Unemployment and financial mobility: Amid record unemployment numbers in 2020, Black and Latino groups were among the hardest hit and the slowest to recover. As of September 2020, 53 percent of Latino adults said they or someone else in their household had either been laid off or had taken a pay cut due to the COVID-19 pandemic, compared with 43 percent of Black adults and 38 percent of White adults.41 As of June 2021, the unemployment rate for Black (9.2 percent) and Hispanic (7.4 percent) workers remains 1.8 and 1.4 times higher, respectively, than for White adults (5.2 percent).42 Even before the pandemic, only half of the top ten occupations that Black Americans typically hold pay above the federal poverty guidelines for a family of four.

Potential Solutions

Economic and social risk factors that influence health are vast and diverse. Understanding an individual’s unmet basic needs is a critical first step to understanding broader consumer needs and sentiments.

  • By identifying these needs, providers may connect patients to more appropriate resources. Providers may screen individuals and understand the needs and contexts of the communities they serve by using available data on food insecurity, educational attainment, community violence, and other relevant metrics. Providers prepared to engage with patients about their social needs could more readily connect their patients and enhance consumer trust in the system.
  • Payers and providers may enlist resource coordinators to better manage communication and coordination of resources for individuals with unmet needs.
  • Payers and other healthcare companies may be well positioned to increase awareness and expand workplace support to better meet employee behavioral-health needs. These stakeholders could strengthen prevention efforts, analyzing data and tech to identify patients who may benefit most from targeted prevention and treatment efforts, while integrating behavioral and physical health services.

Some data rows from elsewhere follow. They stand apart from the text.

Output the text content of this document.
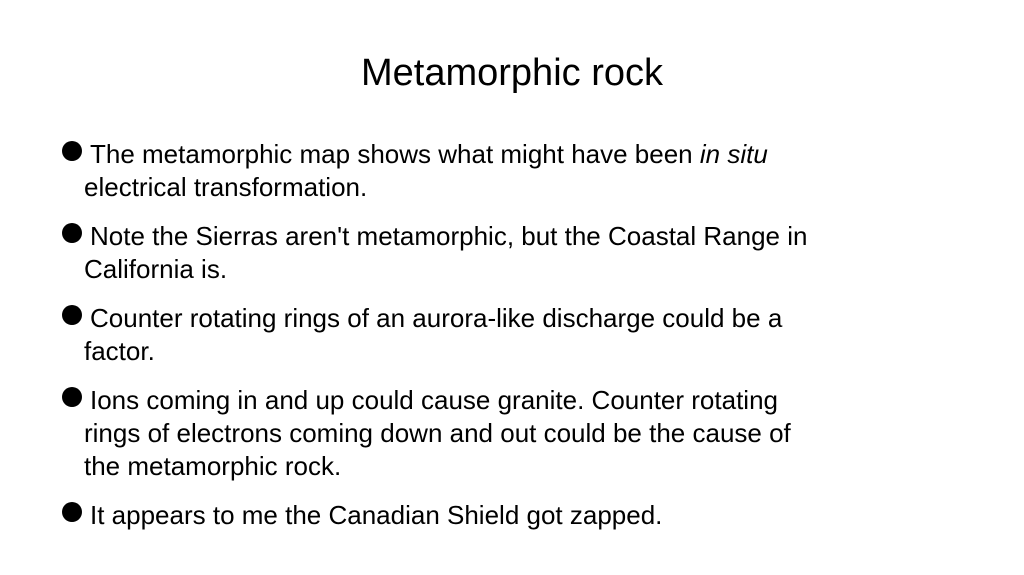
Metamorphic rock
The metamorphic map shows what might have been in situ
electrical transformation.
Note the Sierras aren't metamorphic, but the Coastal Range in
California is.
Counter rotating rings of an aurora-like discharge could be a
factor.
Ions coming in and up could cause granite. Counter rotating
rings of electrons coming down and out could be the cause of
the metamorphic rock.
It appears to me the Canadian Shield got zapped.
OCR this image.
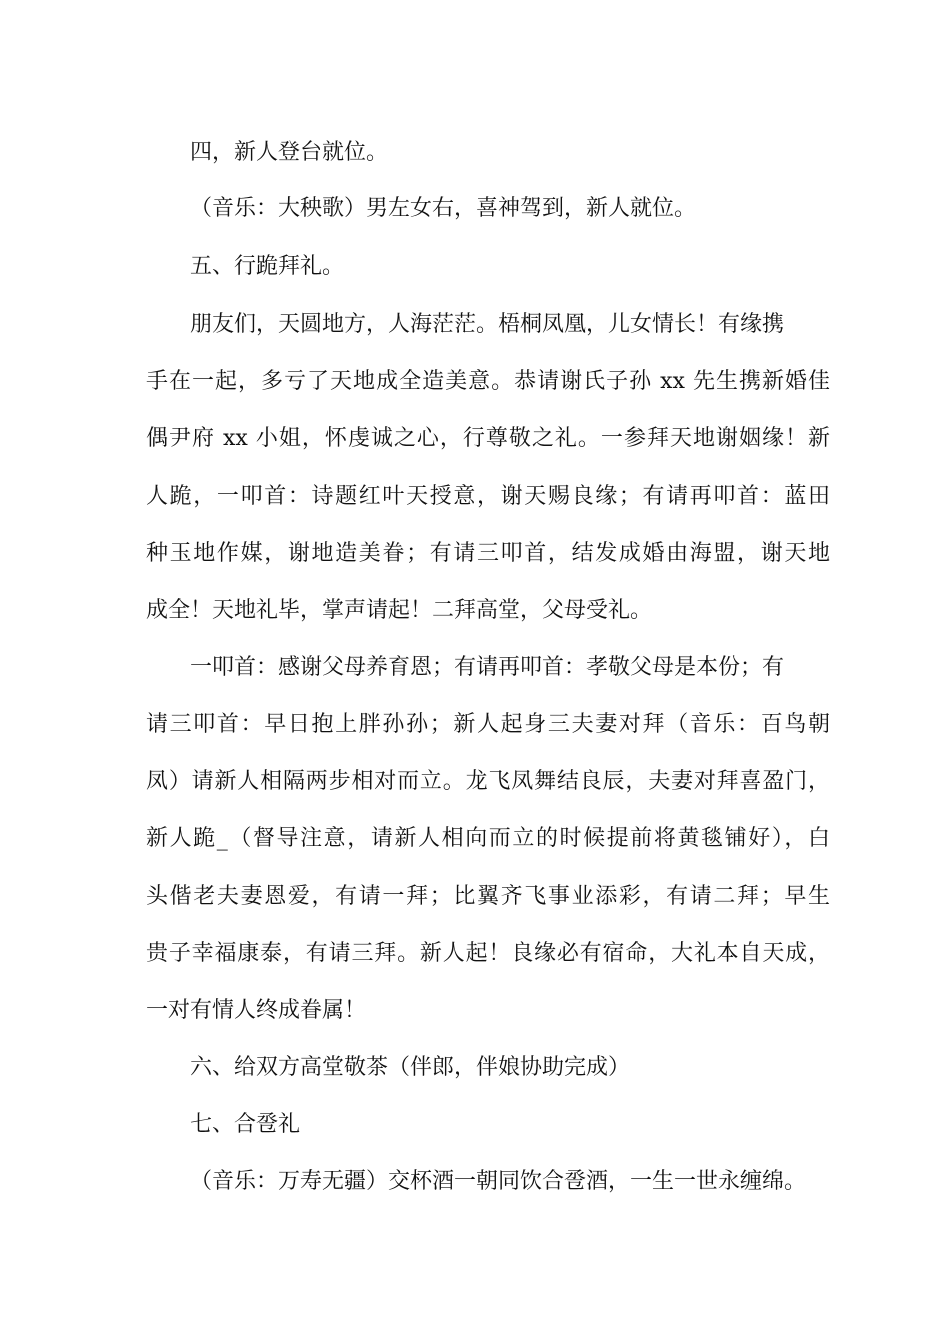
四，新人登台就位。
（音乐：大秧歌）男左女右，喜神驾到，新人就位。
五、行跪拜礼。
朋友们，天圆地方，人海茫茫。梧桐凤凰，儿女情长！有缘携
手在一起，多亏了天地成全造美意。恭请谢氏子孙 xx 先生携新婚佳
偶尹府 xx 小姐，怀虔诚之心，行尊敬之礼。一参拜天地谢姻缘！新
人跪，一叩首：诗题红叶天授意，谢天赐良缘；有请再叩首：蓝田
种玉地作媒，谢地造美眷；有请三叩首，结发成婚由海盟，谢天地
成全！天地礼毕，掌声请起！二拜高堂，父母受礼。
一叩首：感谢父母养育恩；有请再叩首：孝敬父母是本份；有
请三叩首：早日抱上胖孙孙；新人起身三夫妻对拜（音乐：百鸟朝
凤）请新人相隔两步相对而立。龙飞凤舞结良辰，夫妻对拜喜盈门，
新人跪_（督导注意，请新人相向而立的时候提前将黄毯铺好），白
头偕老夫妻恩爱，有请一拜；比翼齐飞事业添彩，有请二拜；早生
贵子幸福康泰，有请三拜。新人起！良缘必有宿命，大礼本自天成，
一对有情人终成眷属！
六、给双方高堂敬茶（伴郎，伴娘协助完成）
七、合卺礼
（音乐：万寿无疆）交杯酒一朝同饮合卺酒，一生一世永缠绵。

Potential steps for stakeholders to close the equity gap

While there are several ways to build trust and strengthen Black and Latino engagement with the healthcare system, these changes will likely rely on an ability to address structural barriers and experiences that underlie consumer sentiment.

Organizations that wish to move the needle on these issues could show leadership and embed health equity into their business strategy through the following potential steps:

  1. Create a position statement on health equity, including a clear definition of the term and an expressed commitment or pledge.
  2. Incorporate diverse representation in all governance structures (for example, leadership, board, and staff positions) and ensure a breadth of perspectives are considered in decision making. Ensuring that leadership includes those with lived experiences of disparities is pivotal to a sustainable, community-driven solution.
  3. Establish patient advisory committees or ensure that existing ones have representative voices to ensure diverse consumer perspectives are incorporated in important elements of operations. Incorporate these insights to inform policies and practices that are patient-centric from inception to implementation.
  4. Standardize processes to routinely collect patient-experience data (for example, operational measures, surveys), review racial and ethnic disparities, identify gaps, and assess organizational policies and practices. Ensure data is robust and representative of all populations (for example, surveys should be accessible to patients in multiple languages).
  5. Invest time and resources in assessing community health needs. Provide community stakeholders the opportunity to meaningfully engage in a process of informing hospitals about consumer needs. Meeting these needs will ultimately enhance consumer perceptions of the systems serving them.

All stakeholders in the healthcare system have a role and responsibility to advance health equity. As the US population continues to diversify, addressing these disparities benefits not only consumers but also employers and the broader business community, allowing a more equitable healthcare framework for all.